Montpellier - Courbevoie (Division 1, 24e journée)

Le résultat de la visite d'une "lanterne rouge" dépend de plusieurs facteurs. Parmi ceux-ci, deux allaient profondément marquer de leur empreinte la rencontre. La volonté du COC de ne pas mourir à la Division 1 et son collectif. Les Vipers sont prévenus. Si la fin de saison dernière avait été très freewheeling avec des rencontres sans vrai enjeu, cette fin de saison sera marquée pour les Montpelliérains par une succession de matchs avec des équipes qui joueront le tout pour le tout. Tel a été le cas à Végapolis contre Courbevoie et tel sera le cas, samedi prochain à Annecy.

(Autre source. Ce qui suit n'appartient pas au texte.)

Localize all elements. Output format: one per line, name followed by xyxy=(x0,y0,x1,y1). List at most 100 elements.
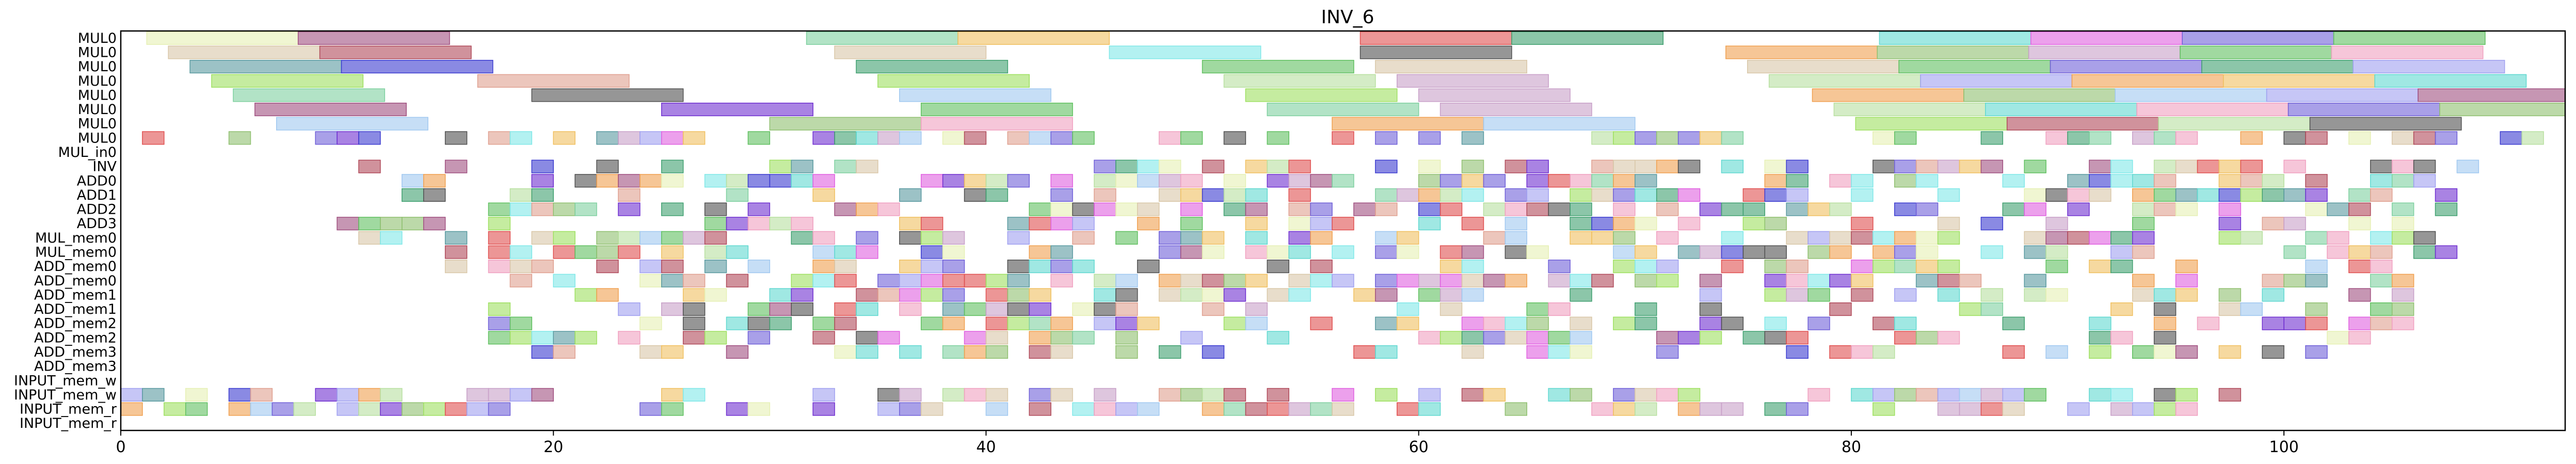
task-bar xyxy=(1332,402,1354,416)
task-bar xyxy=(1894,388,1917,402)
task-bar xyxy=(2305,202,2328,216)
task-bar xyxy=(1418,202,1441,216)
task-bar xyxy=(834,274,857,287)
y-tick-label: INPUT_mem_r xyxy=(20,402,117,418)
task-bar xyxy=(1635,174,1657,188)
task-bar xyxy=(293,402,316,416)
task-bar xyxy=(2305,260,2328,274)
task-bar xyxy=(574,202,597,216)
task-bar xyxy=(488,388,511,402)
task-bar xyxy=(228,388,251,402)
task-bar xyxy=(1050,174,1073,188)
task-bar xyxy=(618,131,641,145)
task-bar xyxy=(337,388,359,402)
task-bar xyxy=(1548,274,1571,287)
task-bar xyxy=(2218,345,2242,359)
task-bar xyxy=(2331,45,2484,59)
task-bar xyxy=(1483,117,1636,131)
task-bar xyxy=(1439,288,1463,302)
y-tick-label: ADD_mem2 xyxy=(34,330,117,346)
task-bar xyxy=(2262,188,2284,202)
task-bar xyxy=(1483,316,1506,330)
task-bar xyxy=(769,302,792,316)
task-bar xyxy=(2262,288,2284,302)
task-bar xyxy=(1937,188,1960,202)
task-bar xyxy=(1635,159,1657,173)
y-tick-label: INPUT_mem_w xyxy=(14,387,117,403)
x-tick-label: 20 xyxy=(543,438,563,456)
task-bar xyxy=(596,288,619,302)
task-bar xyxy=(1829,345,1852,359)
task-bar xyxy=(509,188,533,202)
task-bar xyxy=(1764,402,1787,416)
task-bar xyxy=(2175,188,2198,202)
task-bar xyxy=(1310,174,1333,188)
task-bar xyxy=(337,402,359,416)
task-bar xyxy=(1980,159,2004,173)
task-bar xyxy=(2418,88,2566,102)
task-bar xyxy=(444,231,468,245)
task-bar xyxy=(1829,231,1852,245)
task-bar xyxy=(964,131,987,145)
task-bar xyxy=(964,274,987,287)
task-bar xyxy=(747,402,771,416)
task-bar xyxy=(2305,316,2328,330)
task-bar xyxy=(358,402,381,416)
task-bar xyxy=(985,288,1009,302)
task-bar xyxy=(1570,345,1592,359)
task-bar xyxy=(1288,202,1311,216)
task-bar xyxy=(1223,131,1246,145)
task-bar xyxy=(834,202,857,216)
task-bar xyxy=(1310,402,1333,416)
task-bar xyxy=(2024,388,2046,402)
task-bar xyxy=(1050,331,1073,345)
task-bar xyxy=(1029,245,1051,259)
task-bar xyxy=(1812,88,1964,102)
task-bar xyxy=(1353,345,1376,359)
task-bar xyxy=(2391,217,2414,231)
task-bar xyxy=(509,388,533,402)
task-bar xyxy=(1418,217,1441,231)
task-bar xyxy=(1548,331,1571,345)
task-bar xyxy=(899,345,922,359)
task-bar xyxy=(1915,245,1939,259)
task-bar xyxy=(2413,231,2436,245)
task-bar xyxy=(726,217,749,231)
task-bar xyxy=(1894,331,1917,345)
task-bar xyxy=(1937,260,1960,274)
task-bar xyxy=(297,31,450,45)
task-bar xyxy=(574,174,597,188)
task-bar xyxy=(618,202,641,216)
task-bar xyxy=(2439,102,2566,117)
task-bar xyxy=(726,274,749,287)
task-bar xyxy=(1873,316,1895,330)
task-bar xyxy=(509,131,533,145)
task-bar xyxy=(2391,302,2414,316)
task-bar xyxy=(1570,388,1592,402)
task-bar xyxy=(1029,345,1051,359)
task-bar xyxy=(1591,217,1614,231)
task-bar xyxy=(2110,159,2133,173)
task-bar xyxy=(1461,316,1484,330)
task-bar xyxy=(661,131,684,145)
task-bar xyxy=(1310,316,1333,330)
task-bar xyxy=(1829,174,1852,188)
task-bar xyxy=(1721,260,1744,274)
task-bar xyxy=(1699,302,1722,316)
task-bar xyxy=(1180,231,1203,245)
task-bar xyxy=(704,202,727,216)
task-bar xyxy=(1937,159,1960,173)
task-bar xyxy=(1332,217,1354,231)
task-bar xyxy=(1548,302,1571,316)
task-bar xyxy=(2348,260,2371,274)
x-tick-label: 100 xyxy=(2269,438,2299,456)
task-bar xyxy=(1937,388,1960,402)
task-bar xyxy=(812,316,835,330)
task-bar xyxy=(834,245,857,259)
task-bar xyxy=(2110,331,2133,345)
task-bar xyxy=(1159,174,1181,188)
task-bar xyxy=(1937,274,1960,287)
task-bar xyxy=(1245,159,1268,173)
task-bar xyxy=(1894,288,1917,302)
task-bar xyxy=(1180,188,1203,202)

Les Vipers lançaient les premiers une série de banderilles que Nicolas Fourcade repoussait avec aisance. Deux pénalités contre son équipe avaient donné l'occasion à Fabrice Agnel de montrer qu'il était bien dans son match avec des descentes judicieuses de la botte pour écarter le danger. Malgré tout, comme un sentiment diffus en ce début de match, on sentait bien qu'il manquait quelque chose aux Vipers ce samedi soir. Un manque d'élan, non pas, ni un renoncement mais presque une fatigue générale avec des gestes accomplis difficilement, qui changeaient du tranchant habituel.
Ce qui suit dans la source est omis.